Esas No: 2019/2192
Karar No: 2021/1663
Karar Tarihi: 25.11.2021
BAM Hukuk Mahkemeleri İstanbul Bölge Adliye Mahkemesi 13. Hukuk Dairesi 2019/2192 Esas 2021/1663 Karar Sayılı İlamı
T.C.
İSTANBUL
BÖLGE ADLİYE MAHKEMESİ
13. HUKUK DAİRESİ
DOSYA NO: 2019/2192 Esas
KARAR NO: 2021/1663 Karar
T Ü R K M İ L L E T İ A D I N A
B Ö L G E A D L İ Y E M A H K E M E S İ K A R A R I
İNCELENEN KARARIN
MAHKEMESİ: İSTANBUL ANADOLU 7. ASLİYE TİCARET MAHKEMESİ
NUMARASI: 2017/165 Esas - 2019/891 Karar
TARİH: 09/07/2019
DAVA: Alacak (Şirket Hisse DEvir Sözleşmesinden Kaynaklanan)
KARAR TARİHİ: 25/11/2021
İlk derece Mahkemesinde yapılan inceleme sonucunda verilen karara karşı istinaf kanun yoluna başvurulmuş olmakla dava dosyası incelendi:
TARAFLARIN İDDİA VE SAVUNMASININ ÖZETİ: Davacı vekili, taraflar arasında akdedilen 07/03/2008 tarihli protokol uyarınca davacı eski kurucu ortağa yapılması gereken ödemelerin yapılmaması ve verilmesi taahhüt edilen araç ve taşınmazların devrinin yapılamaması sebebi ile davalı şirket aleyhinde önce Kartal ... Noterliğinin 14/05/2008 tarih ve ... yevmiye no'lu ihtarnamesi ile ihtar gönderildiğini ve akabinde İstanbul Anadolu 7. Asliye Ticaret Mahkemesi'nin 2014/951 E. Sayılı dosyası ile alacak davası açıldığını, imzalanan protokolden sonra davalı tarafın 07/03/2008-29/04/2008 tarihleri arasında 4 parça şekilde 18.650,00 TL ödeme yaptığını, ödenecekler kısmının tahsil şartına bağlı olmayan için ihtarname gönderildiğini, verilecekler kısmında ise bir araç ve daire bulunduğunu, davalının protokoldeki hiçbir edimi yerine getirmediğini, İstanbul Anadolu 7. Asliye Ticaret Mahkemesi'nin 2014/951 E. dosyasında önceden ödenen 18.650,00 TL’nin mahsubu ile taşınmaz için 23.150,00 TL, araç için 17.750,00 TL ve tahsil şartına bağlı olmayan alacak kalemi olarak 46.950,00 TL ve 3.096,00 Euro alacaklı olunduğunun tespit edildiğini, ancak bozmadan sonra ıslah mümkün olmadığı gerekçesiyle sadece 10.000,00 TL’nin hüküm altına alındığını ve bakiye alacak yönünden fazlaya dair hakların saklı tutulmasına karar verildiğini ileri sürerek, 36.950,00 TL ile 3.096,00 Euro alacağın 26/06/2008 tarihinden itibaren TL cinsinden alacağa avans faizi, euro cinsinden alacağa ise bankaların uyguladığı en yüksek mevduat faizi ile, 23.150,00 TL taşınmaz bedeli için 26/06/2008 tarihinden itibaren işleyecek avans faizi, 17.750,00 TL araç bedeli için 26/06/2008 tarihinden itibaren işleyecek avans faizi ile davalı şirketten tahssiline karar verilmesini talep ve dava etmiştir.
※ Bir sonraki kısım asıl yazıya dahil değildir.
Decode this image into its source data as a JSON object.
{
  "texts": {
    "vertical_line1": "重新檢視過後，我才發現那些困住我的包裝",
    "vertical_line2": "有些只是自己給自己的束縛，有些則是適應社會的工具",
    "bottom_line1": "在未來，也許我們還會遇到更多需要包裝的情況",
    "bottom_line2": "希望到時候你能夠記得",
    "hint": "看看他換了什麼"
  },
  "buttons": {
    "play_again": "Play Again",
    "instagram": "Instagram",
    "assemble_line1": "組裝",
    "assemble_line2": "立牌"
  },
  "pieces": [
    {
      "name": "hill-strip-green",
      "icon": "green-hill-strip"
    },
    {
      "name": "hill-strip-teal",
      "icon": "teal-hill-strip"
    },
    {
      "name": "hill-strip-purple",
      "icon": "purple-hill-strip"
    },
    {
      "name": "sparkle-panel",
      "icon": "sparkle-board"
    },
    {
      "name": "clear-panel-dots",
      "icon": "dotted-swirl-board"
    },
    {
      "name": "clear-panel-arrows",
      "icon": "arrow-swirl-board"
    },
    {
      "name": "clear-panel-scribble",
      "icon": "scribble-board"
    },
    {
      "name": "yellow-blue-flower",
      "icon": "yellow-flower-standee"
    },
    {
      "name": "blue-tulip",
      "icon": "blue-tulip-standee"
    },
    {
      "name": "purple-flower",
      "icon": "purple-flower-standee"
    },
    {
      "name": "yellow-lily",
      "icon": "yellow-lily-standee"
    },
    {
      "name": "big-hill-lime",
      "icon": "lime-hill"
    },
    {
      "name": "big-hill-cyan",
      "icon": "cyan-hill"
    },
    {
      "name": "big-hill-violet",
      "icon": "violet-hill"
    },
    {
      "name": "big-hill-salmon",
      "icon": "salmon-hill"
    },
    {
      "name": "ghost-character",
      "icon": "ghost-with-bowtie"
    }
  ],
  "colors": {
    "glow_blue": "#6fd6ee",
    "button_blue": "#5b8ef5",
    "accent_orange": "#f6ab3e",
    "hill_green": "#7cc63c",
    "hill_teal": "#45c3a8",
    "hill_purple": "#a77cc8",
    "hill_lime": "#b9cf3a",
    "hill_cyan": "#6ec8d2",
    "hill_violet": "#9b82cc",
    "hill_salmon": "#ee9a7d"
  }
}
Davalı usulüne uygun davetiye tebliğine rağmen davaya cevap vermemiştir.
İLK DERECE MAHKEMESİNİN KARARININ ÖZETİ: İlk Derece Mahkemesi 09/07/2019 tarih ve 2017/165 Esas 2019/891 Karar sayılı Kararı ile; " ….… Mahkememizin 2014/951E. Sayılı dosyaında yapılan bilirkişi incelemesi ve belirlenen değerler yönünden protokol gereğince davacının talep edebileceği alacaklar için bilirkişi incelemesi yaptırılmış ve bilirkişi tarafından verilen ve denetime olanak verecek şekilde hazırlanan rapora göre,davacının davalıya Kartal ... Noterliğinin 14.05.2018 tarih ... yevmiye nolu ihtarnamesinde davalıdan tahsil şartına bağlı olmayan alacaklar için 36.950,00 TL ve 3.096,00Euro ile taşınmaz ve araç devrinin talep edildiği, Mahkememizin 2014/951 E. Sayılı dosyasında devri istenen taşınmaz için değerin 23.150,00 TL değer tespiti yapıldığı araç bedelinin ise 17.750,00 TL olduğu,ayrıca davacının Mahkeme ilamı ile belirlenmiş ve tahsil şartına bağlı olmayan 36.950,00 TL alacağı ile 3.096,00 Euro alacağı blunduğu, TL alacağı için ilk açılan dava tarihi 26.06.2008 tarihi itibarı ile davalının temerrüdünün oluştuğu, toplam 77.850,00 TL alacağına alacak ticari olmakla avans faizi işletilmek sureti ile, Euro cinsinden alacağına ilk dava tarihi olan temerrüt tarihi 26.06.2008 tarihinden itibaren 3095 S.Y 4/a maddesi gereğince kamu bankalarının bu döviz cinsine 1 yıllık mevduata uyguladığı en yüksek faiz uygulanmak sureti ile davalıdan tahsiline karar verilmesi gerektiği …." gerekçeleri ile; " 1-Davanın kabulü ile, 2-23.150,00 TL taşınmaz bedeli, 17.750,00 TL araç bedeli ve 36.950,00 TL alacak bedeli olmak üzere toplam 77.850,00 TL alacağın 26/06/2008 tarihinden itibaren işleyecek avans faizi ile birlikte tahsili ile davacıya ödenmesine, davacının 3096 EURO alacağı için 26/06/2008 tarihinden itibaren kamu bankalarının bir yıllık mevduata uyguladığı en yüksek faiz uygulanmak sureti ile fiili ödeme tarihindeki TL karşılığının davalıdan alınarak davacıya ödenmesine, " karar verilmiş ve verilen karara karşı, davalı tarafından istinaf kanun yoluna başvurulmuştur.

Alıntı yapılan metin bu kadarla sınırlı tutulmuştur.